Sam Bowker: The Grand Tour Diary (2005 - 2006)

This is the archived journal of a 2005-2006 'Grand Tour' around the Eastern Mediterranean and along East Africa, written by Sam Bowker, whilst in search of his PhD topic.

Friday, November 04, 2005

Italy - Another day in Siena

Dedicated to Tabbi for that excellent Saddam Hussein forward!

If you also want it, you'll have to email me. Anonymous comments to this blog get to me, but unfortunately I can't reply to them if I don't know who you are or haven't got your email address.

Today started as another misty morning, surprised by the unanticipated arrival of a German cyclist in my room late last night.

I set out early-ish to do the things I hadn't achieved yesterday. Now the day is almost over and there's still a couple of things left, but I think I really should try to see more of Italy in the next three weeks.

There was a hefty Tuscan brunch in the Piazza del Campo, then a long trawl through the National Art Gallery of Siena (which sounds strange to Australians, but here if a collection housed is of national significance, it apparently becomes a National gallery). I have now seen the world's best collection of Sienese 13-14-15th century gold-backed religious artworks. And How. It took several stories of a converted palace to display them all, and I didn't find myself getting bored until the display changed into Mannerist wall panels. Beautiful pieces. If the catalogue reproductions had been as good as the originals I might have bought one.

This was followed by caffe latte and a very brief foray into the Torture Museum. (For a change of scenery, following all those saints getting mangled upon golden altarpieces...) I didn't get much further than the foyer, where they had a few gruesome objects and a comphrehensive catalogue. I read the book extensively, and although impressed by the pleas from various NGOs for the elimination of torture globally, I found myself trying to think of a reason to see the rest of the museum. I couldn't - knowing those contraptions existed was enough for me. Most of which, I was surprised to learn, I had never heard of before. Thus, I opted for the cheaper and infinately more comforting option of a gelati and long scenic walk.

It was a gorgeous walk, selected by combining a few tourist pamphlets. Orchards, castles, churches, fountains, alleys with archways, historic sites. Will get pictures online eventually.

The evening so far has been spent in the Siena Contemporary Art Gallery. The whole place is currently showing Guardami: Percezione del Video, a series of international video installations. It was my first shot of contemporary art for a while, since Istanbul I think, and I constantly found myself thinking "How would the people who painted those altarpieces react to these?".

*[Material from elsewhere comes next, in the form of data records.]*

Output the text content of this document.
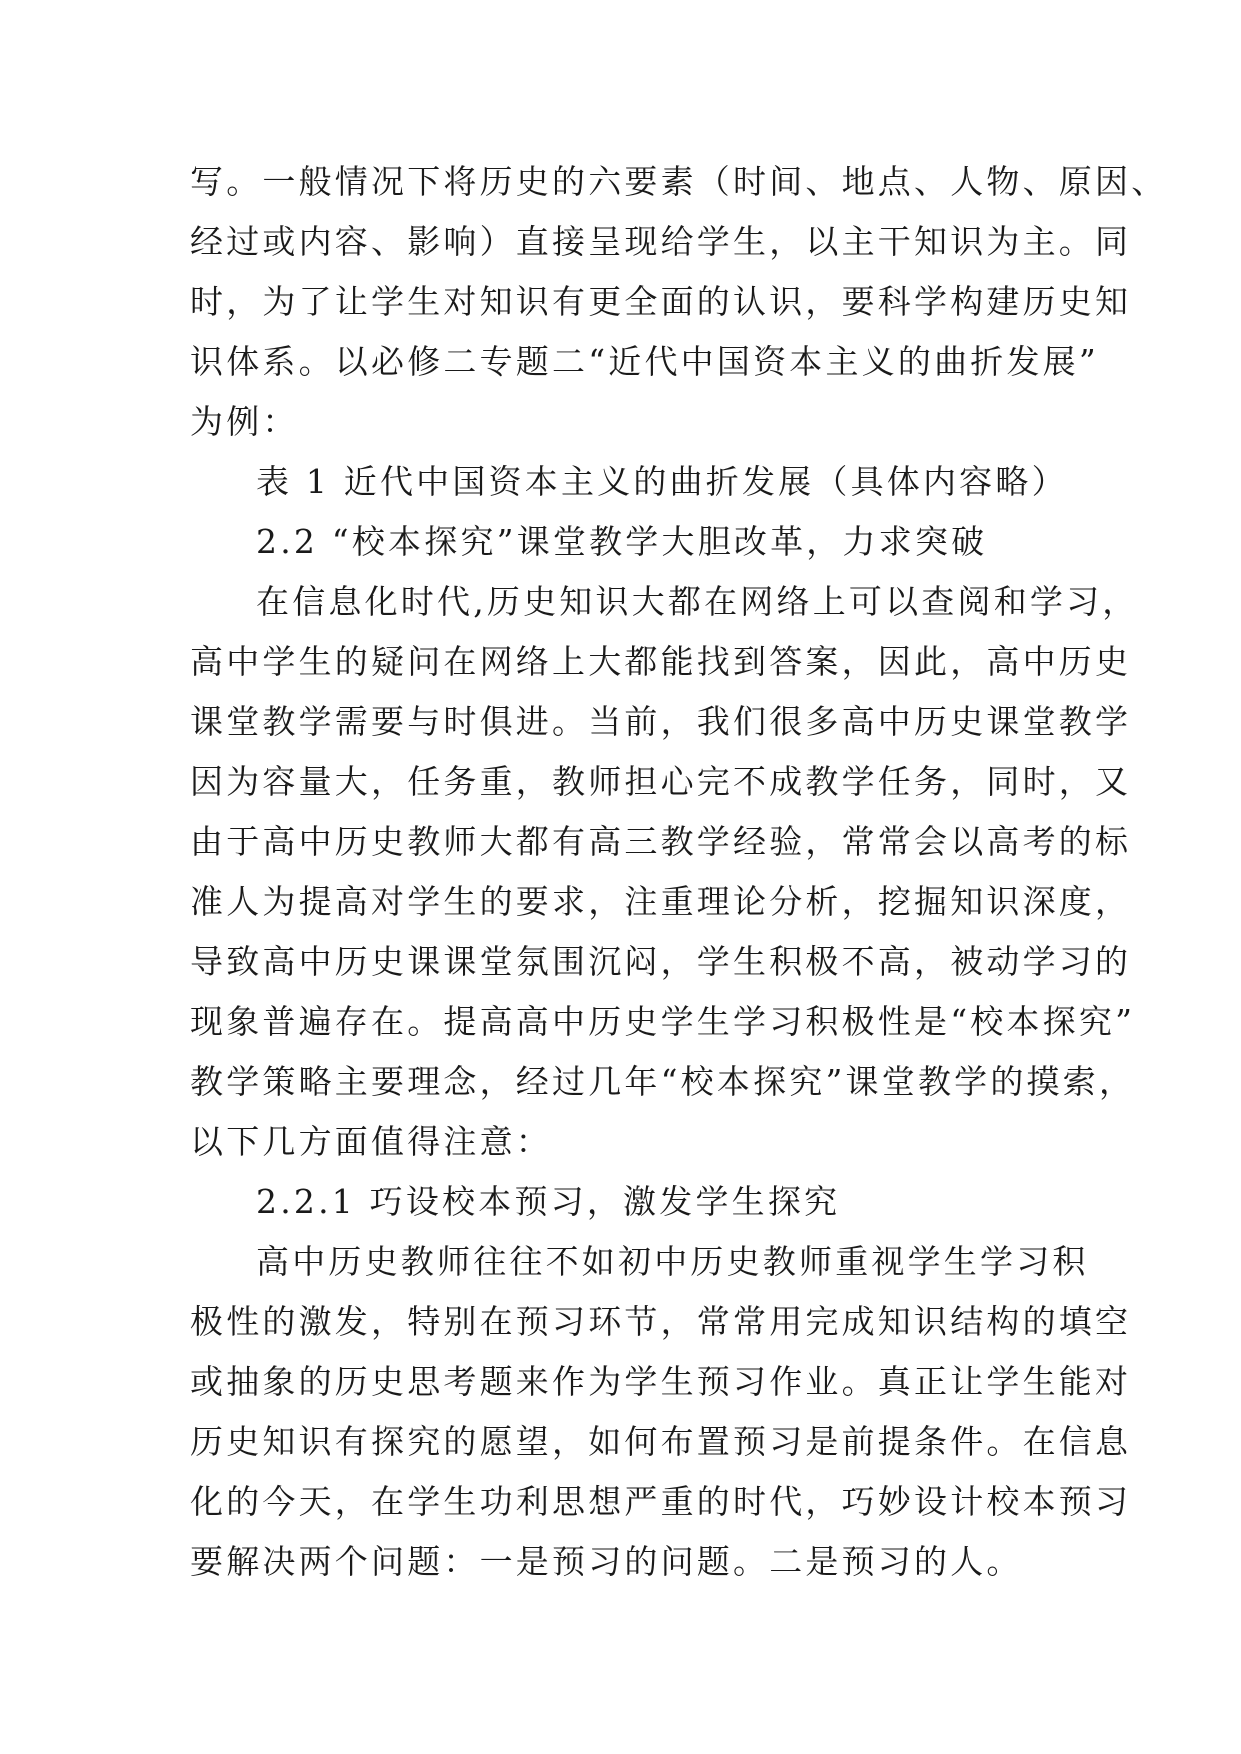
写。一般情况下将历史的六要素（时间、地点、人物、原因、
经过或内容、影响）直接呈现给学生，以主干知识为主。同
时，为了让学生对知识有更全面的认识，要科学构建历史知
识体系。以必修二专题二“近代中国资本主义的曲折发展”
为例：
表 1 近代中国资本主义的曲折发展（具体内容略）
2.2 “校本探究”课堂教学大胆改革，力求突破
在信息化时代,历史知识大都在网络上可以查阅和学习，
高中学生的疑问在网络上大都能找到答案，因此，高中历史
课堂教学需要与时俱进。当前，我们很多高中历史课堂教学
因为容量大，任务重，教师担心完不成教学任务，同时，又
由于高中历史教师大都有高三教学经验，常常会以高考的标
准人为提高对学生的要求，注重理论分析，挖掘知识深度，
导致高中历史课课堂氛围沉闷，学生积极不高，被动学习的
现象普遍存在。提高高中历史学生学习积极性是“校本探究”
教学策略主要理念，经过几年“校本探究”课堂教学的摸索，
以下几方面值得注意：
2.2.1 巧设校本预习，激发学生探究
高中历史教师往往不如初中历史教师重视学生学习积
极性的激发，特别在预习环节，常常用完成知识结构的填空
或抽象的历史思考题来作为学生预习作业。真正让学生能对
历史知识有探究的愿望，如何布置预习是前提条件。在信息
化的今天，在学生功利思想严重的时代，巧妙设计校本预习
要解决两个问题：一是预习的问题。二是预习的人。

I found it extremely stimulating to have experienced such a contrast over the course of the day, and that particular question was a good frame for approaching many works initially. Check out the website - there were some very well-known contributors too, like Bill Viola, William Kentridge and Bruce Nauman.

To do it justice I should describe several installations, but here, I'd like to just share one. Janet Cardiff and George Bures Miller's Playhouse, 1997.

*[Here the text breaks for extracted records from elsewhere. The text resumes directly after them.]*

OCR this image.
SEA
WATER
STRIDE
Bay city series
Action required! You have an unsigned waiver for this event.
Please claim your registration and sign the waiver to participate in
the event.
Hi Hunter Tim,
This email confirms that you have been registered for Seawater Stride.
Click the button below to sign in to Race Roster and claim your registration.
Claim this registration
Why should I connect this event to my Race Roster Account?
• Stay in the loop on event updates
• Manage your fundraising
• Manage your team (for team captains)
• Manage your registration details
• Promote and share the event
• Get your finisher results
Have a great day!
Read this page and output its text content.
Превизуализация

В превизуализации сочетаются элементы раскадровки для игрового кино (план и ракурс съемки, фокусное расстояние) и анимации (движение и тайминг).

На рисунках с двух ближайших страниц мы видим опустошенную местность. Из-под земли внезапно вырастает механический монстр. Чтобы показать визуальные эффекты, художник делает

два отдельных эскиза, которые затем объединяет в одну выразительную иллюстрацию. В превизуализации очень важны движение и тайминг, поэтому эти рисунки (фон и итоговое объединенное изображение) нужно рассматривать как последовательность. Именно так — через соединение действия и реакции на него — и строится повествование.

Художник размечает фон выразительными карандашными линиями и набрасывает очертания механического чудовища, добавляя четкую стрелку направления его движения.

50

The set-up is for one person at a time. You collect a headset with earphones and enter a black-curtained room with a single seat. In front of you is a stage and red concert curtain, on the scale of a large dollhouse.

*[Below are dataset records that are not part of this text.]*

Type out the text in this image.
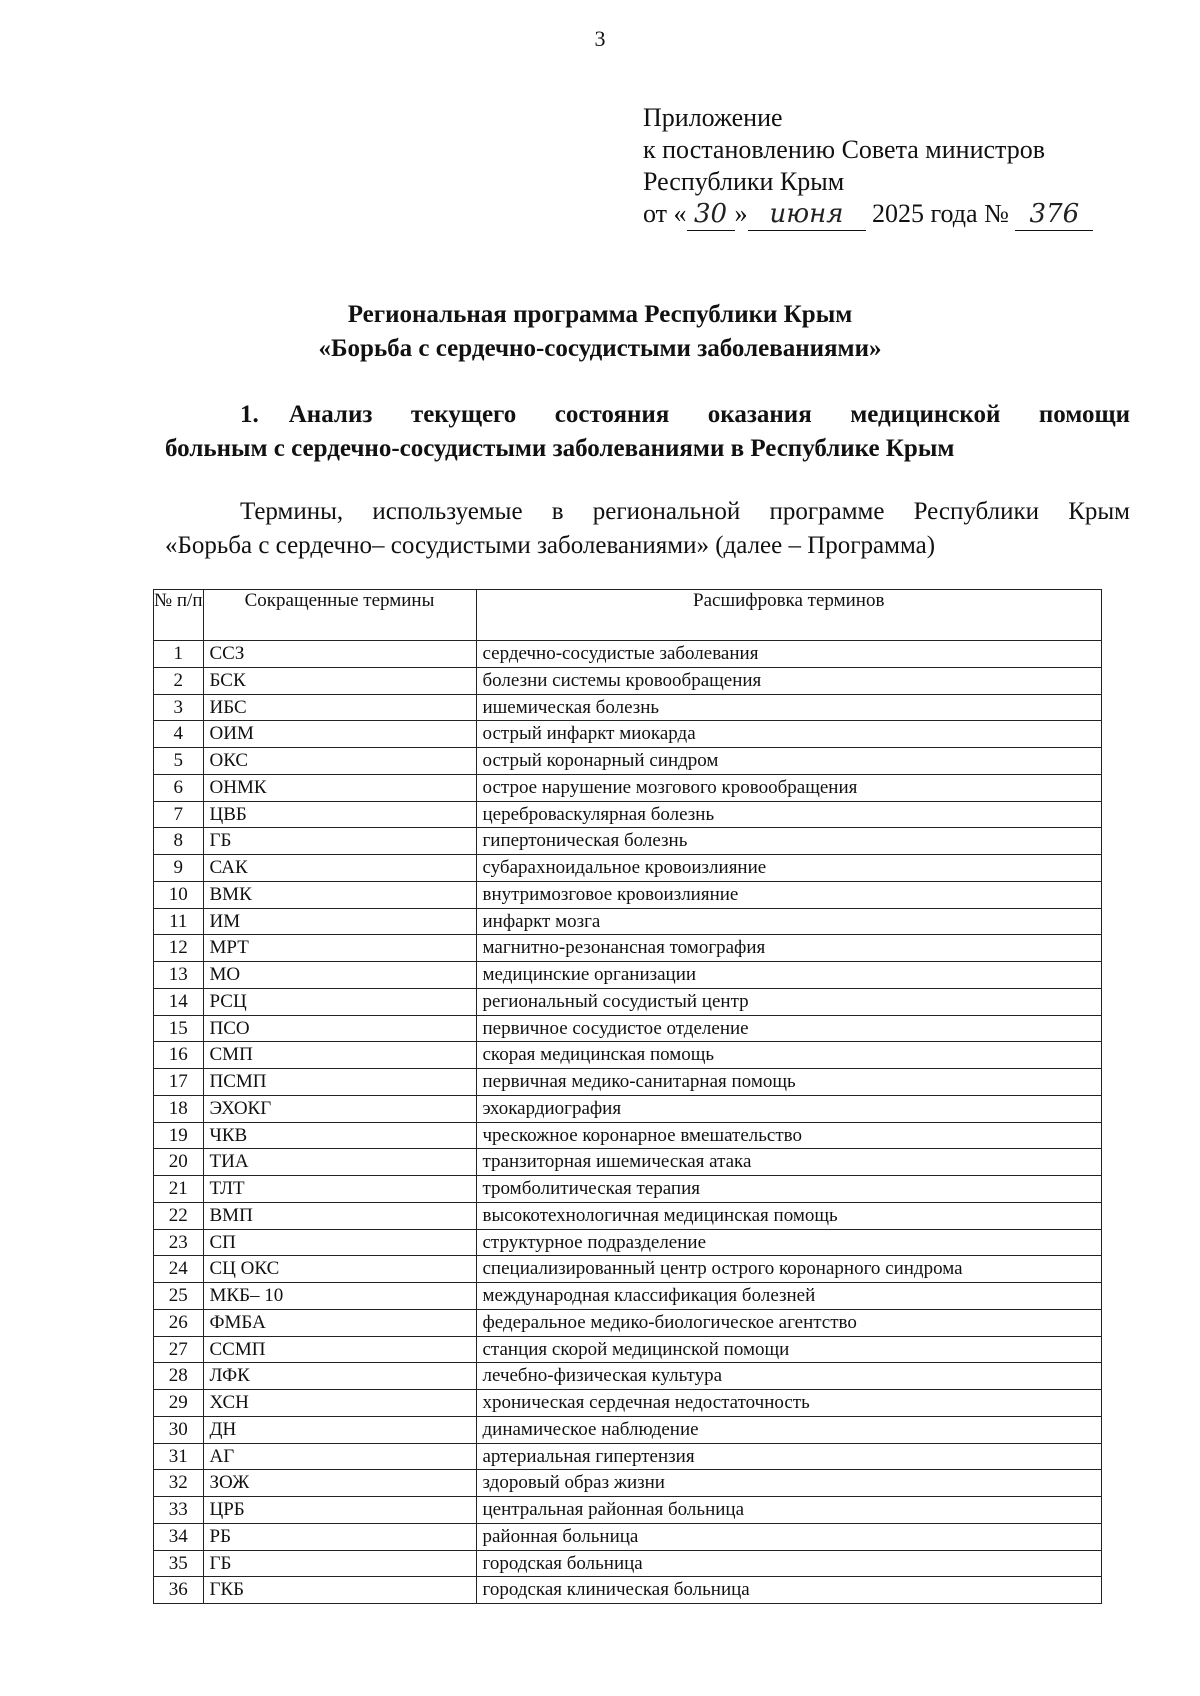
3
Приложение
к постановлению Совета министров
Республики Крым
от « 30 » июня 2025 года № 376
Региональная программа Республики Крым
«Борьба с сердечно-сосудистыми заболеваниями»
1. Анализ текущего состояния оказания медицинской помощи
больным с сердечно-сосудистыми заболеваниями в Республике Крым
Термины, используемые в региональной программе Республики Крым
«Борьба с сердечно– сосудистыми заболеваниями» (далее – Программа)
№ п/п	Сокращенные термины	Расшифровка терминов
1	ССЗ	сердечно-сосудистые заболевания
2	БСК	болезни системы кровообращения
3	ИБС	ишемическая болезнь
4	ОИМ	острый инфаркт миокарда
5	ОКС	острый коронарный синдром
6	ОНМК	острое нарушение мозгового кровообращения
7	ЦВБ	цереброваскулярная болезнь
8	ГБ	гипертоническая болезнь
9	САК	субарахноидальное кровоизлияние
10	ВМК	внутримозговое кровоизлияние
11	ИМ	инфаркт мозга
12	МРТ	магнитно-резонансная томография
13	МО	медицинские организации
14	РСЦ	региональный сосудистый центр
15	ПСО	первичное сосудистое отделение
16	СМП	скорая медицинская помощь
17	ПСМП	первичная медико-санитарная помощь
18	ЭХОКГ	эхокардиография
19	ЧКВ	чрескожное коронарное вмешательство
20	ТИА	транзиторная ишемическая атака
21	ТЛТ	тромболитическая терапия
22	ВМП	высокотехнологичная медицинская помощь
23	СП	структурное подразделение
24	СЦ ОКС	специализированный центр острого коронарного синдрома
25	МКБ– 10	международная классификация болезней
26	ФМБА	федеральное медико-биологическое агентство
27	ССМП	станция скорой медицинской помощи
28	ЛФК	лечебно-физическая культура
29	ХСН	хроническая сердечная недостаточность
30	ДН	динамическое наблюдение
31	АГ	артериальная гипертензия
32	ЗОЖ	здоровый образ жизни
33	ЦРБ	центральная районная больница
34	РБ	районная больница
35	ГБ	городская больница
36	ГКБ	городская клиническая больница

You hear the glossolalia of a audience shuffling and chatting, when a seductive woman's voice apologises for being late and invites you to sit. A spotlight appears on stage, and a tiny opera singer walks into view, projected upon a glass sheet using a technique that has been in use since the nineteenth century. It's very realistic.

She begins to sing...
The woman's voice appears in one ear, leaning over your shoulder,
"I love this song"
The song concludes to much laughter - it must have been a comic routine - and the audience begins slowly counting. The woman's voice joins in, getting louder.
At Ten! she begins a new song.
The audience murmurs, papers are being shuffled from the seats beneath you.
"What's she doing?", the unseen woman asks,
"That's not the right song".

There is a pause as we listen to the new song.

"There's a suitcase under your seat."
"It has everything you need."
The song continues...
"A car will meet you in the back alley."
More music...
"She knows there's not much time left", referring to the singer with an inaudible tilt of her head.
The song stops, there is a brief pause with applause before a new one begins.

"I'm going to go now, before the police arrive."
"Remember to return your headset."
More singing...
"I won't see you again. Good luck."
She leaves her seat, as a disembodied voice, and the singer concludes with flair. The entire audience bursts into wholehearted applause. Even I join in.

Without warning, the sound cuts off, while the opera singer continues to bow. An interrogating, almost nostalgic man's voice appears from your other side.
"Remember this theatre? When you came back here, the roof was leaking, and rats were crawling through the ruins. You sat in this box and watched her peform.
Right before everything went wrong that night."
The applause of the audience returns, and the singer leaves the stage.